The appalling situation was not helped when the PM declared that the elephant head of Ganesh was proof of plastic surgery in ancient India. While scientific analyses of Hindu religion, including adulatory accounts, are currently frowned upon in India, a treasure trove of excellent research on the Ganpati lore exists nevertheless. One such explanation suggests the Ganpati beliefs are a set of pastoral tradition. Ganpati riding a rat, for example, has a slew of explanations.

“Conquest is very often symbolised in this manner,” anthropologist Balkrishna Atmaram Gupte says. “Shiv rides the bull he conquered; Krishna dances on the hood of the snake Kaliya whom he vanquished; and so Ganesh rides over the rat he destroys.
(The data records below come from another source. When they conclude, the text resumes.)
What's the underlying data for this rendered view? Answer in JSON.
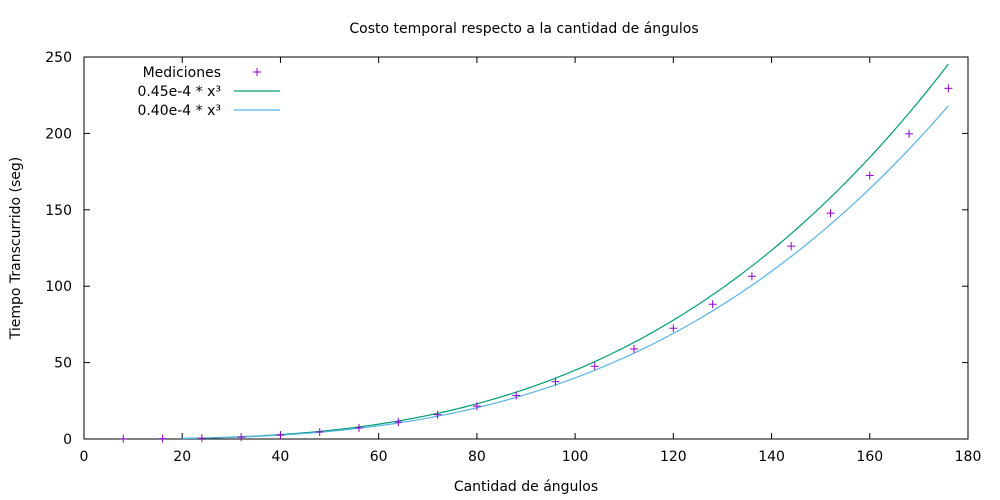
{
  "chart_data": {
    "type": "scatter",
    "title": "Costo temporal respecto a la cantidad de ángulos",
    "xlabel": "Cantidad de ángulos",
    "ylabel": "Tiempo Transcurrido (seg)",
    "xlim": [
      0,
      180
    ],
    "ylim": [
      0,
      250
    ],
    "xticks": [
      0,
      20,
      40,
      60,
      80,
      100,
      120,
      140,
      160,
      180
    ],
    "yticks": [
      0,
      50,
      100,
      150,
      200,
      250
    ],
    "grid": false,
    "legend_position": "top-left",
    "series": [
      {
        "name": "Mediciones",
        "kind": "points",
        "color": "#9400d3",
        "x": [
          8,
          16,
          24,
          32,
          40,
          48,
          56,
          64,
          72,
          80,
          88,
          96,
          104,
          112,
          120,
          128,
          136,
          144,
          152,
          160,
          168,
          176
        ],
        "y": [
          0.1,
          0.2,
          0.5,
          1.2,
          2.6,
          4.6,
          7.3,
          11.1,
          15.9,
          21.5,
          28.5,
          37.5,
          47.6,
          58.9,
          72.5,
          88.2,
          106.5,
          126.2,
          147.8,
          172.5,
          199.7,
          229.5
        ]
      },
      {
        "name": "0.45e-4 * x³",
        "kind": "line",
        "color": "#009e73",
        "coefficient": 4.5e-05,
        "exponent": 3,
        "x_range": [
          20,
          176
        ]
      },
      {
        "name": "0.40e-4 * x³",
        "kind": "line",
        "color": "#56b4e9",
        "coefficient": 4e-05,
        "exponent": 3,
        "x_range": [
          20,
          176
        ]
      }
    ]
  }
}
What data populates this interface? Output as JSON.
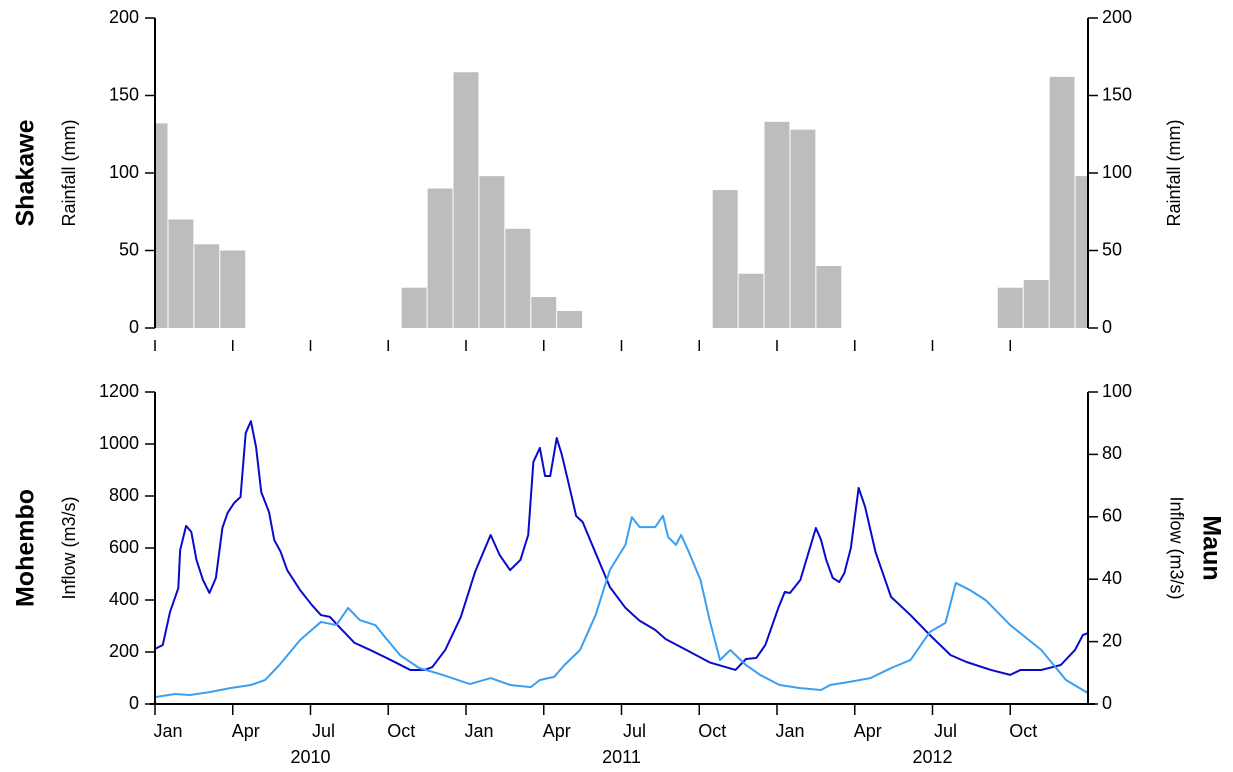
{
  "chart_data": [
    {
      "type": "bar",
      "y_label": "Rainfall (mm)",
      "y2_label": "Rainfall (mm)",
      "x": [
        0,
        1,
        2,
        3,
        4,
        5,
        6,
        7,
        8,
        9,
        10,
        11,
        12,
        13,
        14,
        15,
        16,
        17,
        18,
        19,
        20,
        21,
        22,
        23,
        24,
        25,
        26,
        27,
        28,
        29,
        30,
        31,
        32,
        33,
        34,
        35,
        36
      ],
      "series": [
        {
          "name": "Shakawe",
          "color": "#bdbdbd",
          "values": [
            132,
            70,
            54,
            50,
            0,
            0,
            0,
            0,
            0,
            0,
            26,
            90,
            165,
            98,
            64,
            20,
            11,
            0,
            0,
            0,
            0,
            0,
            89,
            35,
            133,
            128,
            40,
            0,
            0,
            0,
            0,
            0,
            0,
            26,
            31,
            162,
            98
          ]
        }
      ],
      "xlim": [
        0,
        36
      ],
      "xticks": [
        0,
        3,
        6,
        9,
        12,
        15,
        18,
        21,
        24,
        27,
        30,
        33
      ],
      "ylim": [
        0,
        200
      ],
      "yticks": [
        0,
        50,
        100,
        150,
        200
      ],
      "y2lim": [
        0,
        200
      ],
      "y2ticks": [
        0,
        50,
        100,
        150,
        200
      ]
    },
    {
      "type": "line",
      "y_label": "Inflow (m3/s)",
      "y2_label": "Inflow (m3/s)",
      "series": [
        {
          "name": "Mohembo",
          "color": "#0a0acc",
          "x": [
            0,
            0.3,
            0.58,
            0.9,
            0.97,
            1.2,
            1.4,
            1.6,
            1.85,
            2.1,
            2.35,
            2.6,
            2.8,
            3.05,
            3.3,
            3.5,
            3.7,
            3.9,
            4.1,
            4.4,
            4.6,
            4.85,
            5.1,
            5.6,
            6.05,
            6.4,
            6.75,
            7.15,
            7.7,
            8.3,
            9.1,
            9.85,
            10.4,
            10.7,
            11.2,
            11.8,
            12.35,
            12.95,
            13.3,
            13.7,
            14.1,
            14.4,
            14.6,
            14.85,
            15.05,
            15.25,
            15.5,
            15.7,
            16.0,
            16.25,
            16.5,
            17.0,
            17.55,
            18.15,
            18.7,
            19.3,
            19.7,
            20.65,
            21.4,
            22.4,
            22.8,
            23.2,
            23.55,
            24.05,
            24.3,
            24.5,
            24.9,
            25.5,
            25.7,
            25.9,
            26.15,
            26.4,
            26.6,
            26.85,
            27.15,
            27.4,
            27.8,
            28.4,
            29.15,
            29.9,
            30.7,
            31.3,
            32.25,
            33.0,
            33.4,
            34.2,
            34.95,
            35.5,
            35.8,
            36
          ],
          "values": [
            212,
            227,
            354,
            446,
            592,
            685,
            662,
            554,
            477,
            427,
            485,
            677,
            735,
            773,
            796,
            1042,
            1088,
            988,
            815,
            738,
            631,
            585,
            515,
            438,
            381,
            342,
            335,
            292,
            235,
            208,
            169,
            131,
            131,
            142,
            208,
            335,
            508,
            650,
            573,
            515,
            554,
            650,
            931,
            985,
            877,
            877,
            1023,
            958,
            831,
            723,
            700,
            581,
            450,
            370,
            320,
            285,
            250,
            200,
            160,
            131,
            173,
            177,
            227,
            369,
            431,
            427,
            477,
            677,
            631,
            554,
            485,
            469,
            504,
            600,
            831,
            758,
            585,
            412,
            342,
            265,
            188,
            162,
            131,
            112,
            131,
            131,
            150,
            208,
            265,
            273
          ]
        },
        {
          "name": "Maun",
          "color": "#3a9ff0",
          "axis": "y2",
          "x": [
            0,
            0.77,
            1.35,
            2.1,
            2.9,
            3.7,
            4.25,
            4.8,
            5.6,
            6.4,
            7.0,
            7.45,
            7.9,
            8.5,
            8.9,
            9.45,
            10.2,
            11.0,
            12.15,
            12.95,
            13.7,
            14.5,
            14.85,
            15.4,
            15.8,
            16.4,
            17.0,
            17.55,
            18.15,
            18.4,
            18.7,
            19.3,
            19.6,
            19.8,
            20.1,
            20.3,
            20.6,
            21.05,
            21.4,
            21.8,
            22.2,
            22.8,
            23.35,
            24.1,
            24.9,
            25.7,
            26.05,
            26.8,
            27.6,
            28.4,
            29.15,
            29.9,
            30.5,
            30.9,
            31.45,
            32.05,
            33.0,
            34.2,
            35.15,
            36
          ],
          "values": [
            2.2,
            3.2,
            2.9,
            3.8,
            5.1,
            6.1,
            7.7,
            12.5,
            20.5,
            26.3,
            25.3,
            30.8,
            26.9,
            25.3,
            21.2,
            15.7,
            11.5,
            9.6,
            6.4,
            8.3,
            6.1,
            5.4,
            7.7,
            8.7,
            12.5,
            17.3,
            28.5,
            42.9,
            51.0,
            59.9,
            56.7,
            56.7,
            60.3,
            53.5,
            51.0,
            54.2,
            48.7,
            39.7,
            26.9,
            14.1,
            17.3,
            12.5,
            9.3,
            6.1,
            5.1,
            4.5,
            6.1,
            7.1,
            8.3,
            11.5,
            14.1,
            23.1,
            26.0,
            38.8,
            36.5,
            33.3,
            25.3,
            17.3,
            7.7,
            3.5
          ]
        }
      ],
      "xlim": [
        0,
        36
      ],
      "xticks": [
        {
          "value": 0,
          "label": "Jan"
        },
        {
          "value": 3,
          "label": "Apr"
        },
        {
          "value": 6,
          "label": "Jul"
        },
        {
          "value": 9,
          "label": "Oct"
        },
        {
          "value": 12,
          "label": "Jan"
        },
        {
          "value": 15,
          "label": "Apr"
        },
        {
          "value": 18,
          "label": "Jul"
        },
        {
          "value": 21,
          "label": "Oct"
        },
        {
          "value": 24,
          "label": "Jan"
        },
        {
          "value": 27,
          "label": "Apr"
        },
        {
          "value": 30,
          "label": "Jul"
        },
        {
          "value": 33,
          "label": "Oct"
        }
      ],
      "year_ticks": [
        {
          "value": 6,
          "label": "2010"
        },
        {
          "value": 18,
          "label": "2011"
        },
        {
          "value": 30,
          "label": "2012"
        }
      ],
      "ylim": [
        0,
        1200
      ],
      "yticks": [
        0,
        200,
        400,
        600,
        800,
        1000,
        1200
      ],
      "y2lim": [
        0,
        100
      ],
      "y2ticks": [
        0,
        20,
        40,
        60,
        80,
        100
      ]
    }
  ]
}
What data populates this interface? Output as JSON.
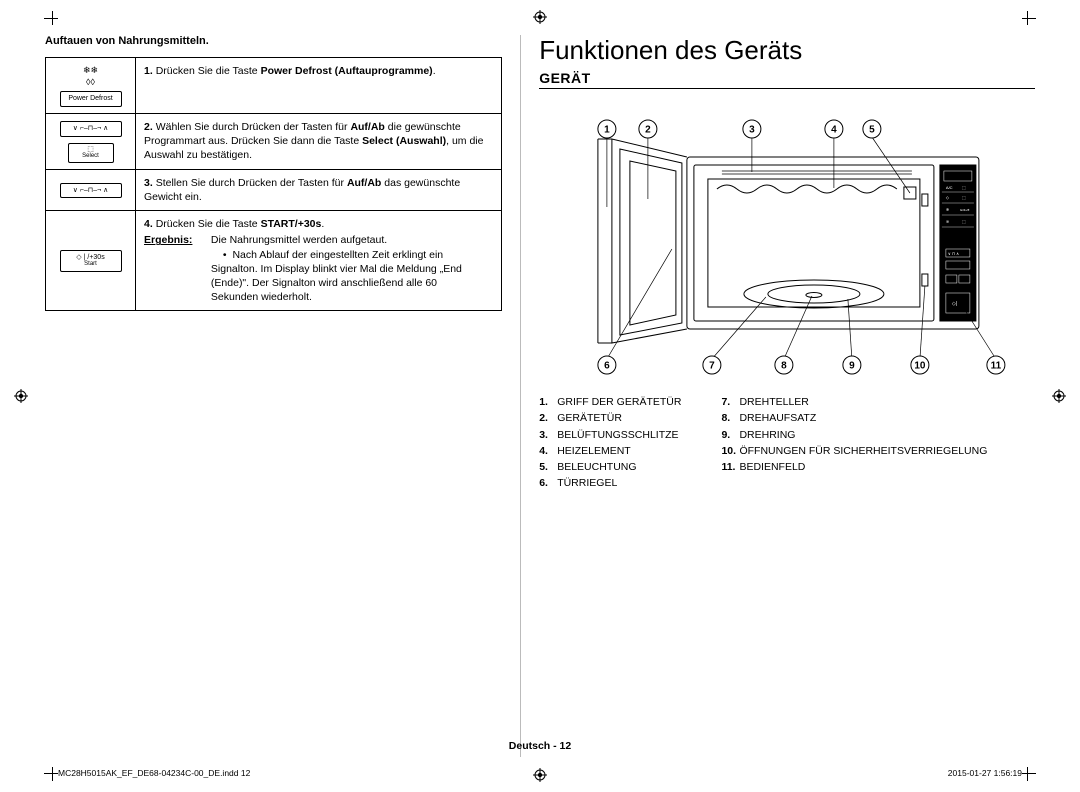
{
  "left": {
    "heading": "Auftauen von Nahrungsmitteln.",
    "steps": [
      {
        "icon_main": "Power Defrost",
        "icon_sub": "",
        "num": "1.",
        "text_pre": "Drücken Sie die Taste ",
        "bold1": "Power Defrost",
        "text_mid": " ",
        "bold2": "(Auftauprogramme)",
        "text_post": "."
      },
      {
        "icon_main": "∨  ⌐–⊓–¬  ∧",
        "icon_sub": "Select",
        "num": "2.",
        "text_pre": "Wählen Sie durch Drücken der Tasten für ",
        "bold1": "Auf/Ab",
        "text_mid": " die gewünschte Programmart aus. Drücken Sie dann die Taste ",
        "bold2": "Select (Auswahl)",
        "text_post": ", um die Auswahl zu bestätigen."
      },
      {
        "icon_main": "∨  ⌐–⊓–¬  ∧",
        "icon_sub": "",
        "num": "3.",
        "text_pre": "Stellen Sie durch Drücken der Tasten für ",
        "bold1": "Auf/Ab",
        "text_mid": " das gewünschte Gewicht ein.",
        "bold2": "",
        "text_post": ""
      },
      {
        "icon_main": "◇ | /+30s",
        "icon_sub": "Start",
        "num": "4.",
        "text_pre": "Drücken Sie die Taste ",
        "bold1": "START/+30s",
        "text_mid": ".",
        "bold2": "",
        "text_post": ""
      }
    ],
    "ergebnis_label": "Ergebnis:",
    "ergebnis_line1": "Die Nahrungsmittel werden aufgetaut.",
    "ergebnis_bullet": "Nach Ablauf der eingestellten Zeit erklingt ein Signalton. Im Display blinkt vier Mal die Meldung „End (Ende)\". Der Signalton wird anschließend alle 60 Sekunden wiederholt."
  },
  "right": {
    "h1": "Funktionen des Geräts",
    "h2": "GERÄT",
    "callouts_top": [
      "1",
      "2",
      "3",
      "4",
      "5"
    ],
    "callouts_bottom": [
      "6",
      "7",
      "8",
      "9",
      "10",
      "11"
    ],
    "legend_left": [
      {
        "n": "1.",
        "t": "GRIFF DER GERÄTETÜR"
      },
      {
        "n": "2.",
        "t": "GERÄTETÜR"
      },
      {
        "n": "3.",
        "t": "BELÜFTUNGSSCHLITZE"
      },
      {
        "n": "4.",
        "t": "HEIZELEMENT"
      },
      {
        "n": "5.",
        "t": "BELEUCHTUNG"
      },
      {
        "n": "6.",
        "t": "TÜRRIEGEL"
      }
    ],
    "legend_right": [
      {
        "n": "7.",
        "t": "DREHTELLER"
      },
      {
        "n": "8.",
        "t": "DREHAUFSATZ"
      },
      {
        "n": "9.",
        "t": "DREHRING"
      },
      {
        "n": "10.",
        "t": "ÖFFNUNGEN FÜR SICHERHEITSVERRIEGELUNG"
      },
      {
        "n": "11.",
        "t": "BEDIENFELD"
      }
    ]
  },
  "footer": {
    "center": "Deutsch - 12",
    "left": "MC28H5015AK_EF_DE68-04234C-00_DE.indd   12",
    "right": "2015-01-27   1:56:19"
  },
  "diagram_style": {
    "stroke": "#000000",
    "panel_fill": "#000000",
    "panel_text": "#ffffff",
    "circle_r": 9,
    "circle_font": 10
  }
}
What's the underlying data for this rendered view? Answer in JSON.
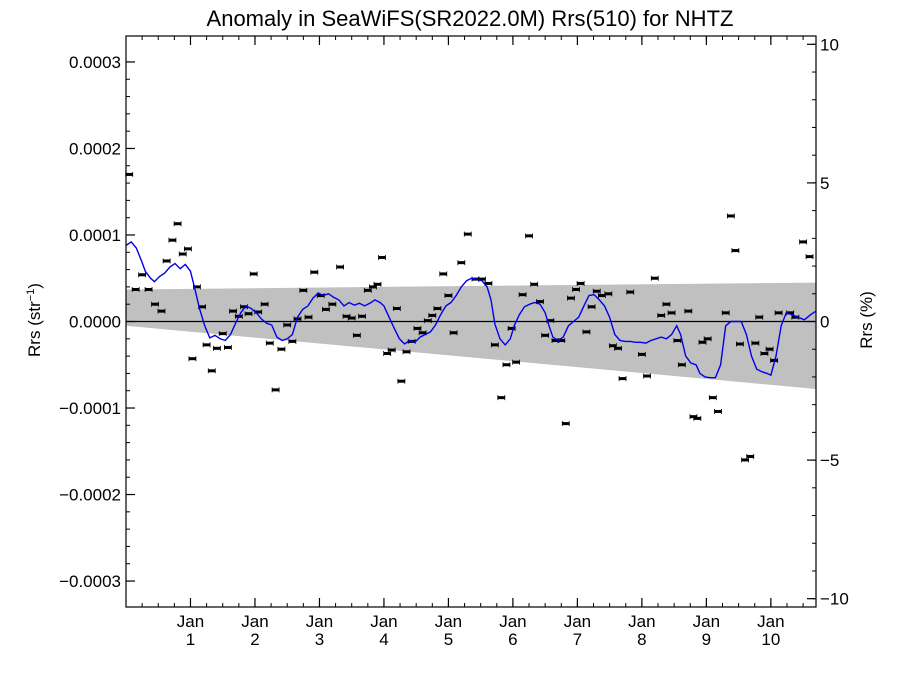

The origin of the head of an elephant on one side and the little field mouse on the other can thus be accounted for in his figure.” Other interpretations speak of mice symbolising fertility.

Meanwhile, the Nehru Memorial Library in Delhi, hub of probing research in social sciences, looks primed to be stripped of its questioning spirit by the new administration. Since Ganapati is a generous god, is there hope that Bhagat Singh’s dream of a India, unfettered by blind faith, stands a chance of being fulfilled?